Spooling

Spooling

In computer science, "Spool" is an acronym for simultaneous peripheral operations on-line..

The most common spooling application is print spooling: documents formatted for printing are stored usually into an area on a disk and retrieved and printed by a printer at its own rate. Printers typically can print only a single document at a time and require seconds or minutes to do so. With spooling, multiple processes can write documents to a print queue without waiting. As soon as a process has written its document to the spool device, the process can perform other tasks, while a separate printing process operates the printer.

For example, when a city prepares payroll checks, the actual computation may take a matter of minutes or even seconds, but the printing process might take hours. If the program printed directly, computing resources (CPU, memory, peripherals) would be tied up until the program was able to finish. The same is true of personal computers. Without spooling, a word processor would be unable to continue until printing finished. Without spooling, most programs would be relegated to patterns of fast processing and long waits, an inefficient paradigm.

Spooler or print management software may allow priorities to be assigned to jobs, notify users when they have printed, distribute jobs among several printers, allow stationery to be changed or select it automatically, generate banner pages to identify and separate print jobs, etc.

The temporary storage area to which E-mail is delivered by a Mail Transfer Agent and in which it waits to be picked up by a Mail User Agent is sometimes called a mail spool. Likewise, a storage area for Usenet articles may be referred to as a news spool. (On Unix-like systems, these areas are usually located in the /var/spool directory.) Mail and news spools usually allow random access to individual messages.

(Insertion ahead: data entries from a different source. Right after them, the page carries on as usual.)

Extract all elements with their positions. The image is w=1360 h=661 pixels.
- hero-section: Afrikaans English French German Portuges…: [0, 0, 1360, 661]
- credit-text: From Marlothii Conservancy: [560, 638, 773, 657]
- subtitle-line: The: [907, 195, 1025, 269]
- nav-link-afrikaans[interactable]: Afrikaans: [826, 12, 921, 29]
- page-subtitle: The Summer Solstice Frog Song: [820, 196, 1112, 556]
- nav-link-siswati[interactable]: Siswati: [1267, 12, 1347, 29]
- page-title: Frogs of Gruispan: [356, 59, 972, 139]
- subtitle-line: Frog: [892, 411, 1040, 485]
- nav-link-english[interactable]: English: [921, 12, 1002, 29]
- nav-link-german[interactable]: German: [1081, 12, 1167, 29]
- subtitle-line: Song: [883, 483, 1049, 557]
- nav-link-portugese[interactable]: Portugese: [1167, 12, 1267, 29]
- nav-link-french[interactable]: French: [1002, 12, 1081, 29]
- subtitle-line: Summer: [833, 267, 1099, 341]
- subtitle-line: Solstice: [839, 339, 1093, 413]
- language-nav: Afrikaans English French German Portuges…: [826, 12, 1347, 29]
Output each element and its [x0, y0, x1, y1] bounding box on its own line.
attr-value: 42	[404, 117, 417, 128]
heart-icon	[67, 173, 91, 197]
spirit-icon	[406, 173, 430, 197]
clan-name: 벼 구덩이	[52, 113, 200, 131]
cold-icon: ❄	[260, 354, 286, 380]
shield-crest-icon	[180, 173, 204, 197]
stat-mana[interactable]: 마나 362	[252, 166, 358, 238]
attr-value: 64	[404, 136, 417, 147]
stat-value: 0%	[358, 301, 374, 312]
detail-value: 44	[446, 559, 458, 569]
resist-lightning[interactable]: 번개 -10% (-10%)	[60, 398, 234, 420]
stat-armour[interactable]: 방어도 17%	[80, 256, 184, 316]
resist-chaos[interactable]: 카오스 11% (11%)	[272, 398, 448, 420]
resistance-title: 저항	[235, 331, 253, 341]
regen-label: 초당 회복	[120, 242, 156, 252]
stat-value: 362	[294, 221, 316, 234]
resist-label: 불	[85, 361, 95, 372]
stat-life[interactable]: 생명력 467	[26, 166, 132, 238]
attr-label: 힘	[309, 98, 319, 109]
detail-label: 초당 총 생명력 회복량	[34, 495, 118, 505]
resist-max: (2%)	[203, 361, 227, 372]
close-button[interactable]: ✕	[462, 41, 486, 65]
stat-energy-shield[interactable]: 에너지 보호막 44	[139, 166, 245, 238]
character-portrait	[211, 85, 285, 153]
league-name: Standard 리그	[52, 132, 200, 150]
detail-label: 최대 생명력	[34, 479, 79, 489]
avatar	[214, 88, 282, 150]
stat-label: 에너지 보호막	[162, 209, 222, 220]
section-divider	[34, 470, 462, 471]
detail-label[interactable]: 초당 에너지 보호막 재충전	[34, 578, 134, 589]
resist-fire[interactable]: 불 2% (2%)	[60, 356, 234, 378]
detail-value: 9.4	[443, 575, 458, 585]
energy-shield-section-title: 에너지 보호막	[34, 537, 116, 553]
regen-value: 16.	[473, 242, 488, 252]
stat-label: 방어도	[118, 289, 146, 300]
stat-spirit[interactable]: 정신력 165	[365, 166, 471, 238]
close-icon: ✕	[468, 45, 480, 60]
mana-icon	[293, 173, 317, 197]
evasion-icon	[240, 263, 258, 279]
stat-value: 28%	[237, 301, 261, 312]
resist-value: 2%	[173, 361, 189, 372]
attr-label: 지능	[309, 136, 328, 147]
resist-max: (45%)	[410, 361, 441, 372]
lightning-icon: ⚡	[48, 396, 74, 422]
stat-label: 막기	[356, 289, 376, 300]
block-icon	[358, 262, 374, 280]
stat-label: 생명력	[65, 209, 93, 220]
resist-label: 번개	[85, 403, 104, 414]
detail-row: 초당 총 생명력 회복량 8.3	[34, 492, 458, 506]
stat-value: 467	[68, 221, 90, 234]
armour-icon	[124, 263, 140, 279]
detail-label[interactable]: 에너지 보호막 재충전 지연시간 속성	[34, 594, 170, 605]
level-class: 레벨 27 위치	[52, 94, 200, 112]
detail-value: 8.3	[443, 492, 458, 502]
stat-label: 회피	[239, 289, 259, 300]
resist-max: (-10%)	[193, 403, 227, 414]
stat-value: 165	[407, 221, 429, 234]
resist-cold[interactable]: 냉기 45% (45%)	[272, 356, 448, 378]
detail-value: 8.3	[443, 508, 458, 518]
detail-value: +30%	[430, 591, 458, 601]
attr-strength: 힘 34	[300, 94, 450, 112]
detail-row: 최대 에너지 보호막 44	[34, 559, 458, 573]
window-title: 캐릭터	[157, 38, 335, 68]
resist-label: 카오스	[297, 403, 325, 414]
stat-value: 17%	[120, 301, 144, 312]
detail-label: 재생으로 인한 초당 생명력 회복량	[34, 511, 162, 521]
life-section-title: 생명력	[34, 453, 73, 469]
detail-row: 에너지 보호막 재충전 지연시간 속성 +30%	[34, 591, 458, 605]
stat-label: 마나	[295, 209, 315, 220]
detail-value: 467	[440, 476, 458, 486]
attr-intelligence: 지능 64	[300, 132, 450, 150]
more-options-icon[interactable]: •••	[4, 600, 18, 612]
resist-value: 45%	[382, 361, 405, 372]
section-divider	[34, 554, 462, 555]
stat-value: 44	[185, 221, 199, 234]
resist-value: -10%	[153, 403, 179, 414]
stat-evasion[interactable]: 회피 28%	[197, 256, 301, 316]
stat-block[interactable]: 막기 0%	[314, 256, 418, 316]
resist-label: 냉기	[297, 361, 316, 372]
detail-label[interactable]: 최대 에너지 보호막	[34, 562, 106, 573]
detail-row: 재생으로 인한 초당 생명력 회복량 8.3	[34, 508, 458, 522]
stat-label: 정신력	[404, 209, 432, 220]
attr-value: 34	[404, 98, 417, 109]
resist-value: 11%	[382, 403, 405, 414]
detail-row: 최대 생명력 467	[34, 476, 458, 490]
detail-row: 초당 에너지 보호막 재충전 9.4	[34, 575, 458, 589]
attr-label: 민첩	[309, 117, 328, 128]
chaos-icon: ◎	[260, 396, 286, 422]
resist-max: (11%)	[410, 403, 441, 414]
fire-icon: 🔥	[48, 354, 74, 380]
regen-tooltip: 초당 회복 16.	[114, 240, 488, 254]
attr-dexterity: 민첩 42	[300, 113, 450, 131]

In the later 1960s and early 1970s, computers handled punch cards, and spooling systems such as HASP, FIDO, PATCHES, SHADOW & SHADOW II (primarily teleprocessing, but control program same as PATCHES), Power, GRASP, and The Spooler found they could benefit batch programs by spooling card input and output. (Some centers directed punch card and printed output to tape for later processing. The term 'spooling' may derive from these reels or 'spools' of tape, although the terms normally used for tape were reel or tape volume; this etymology has not been sourced.)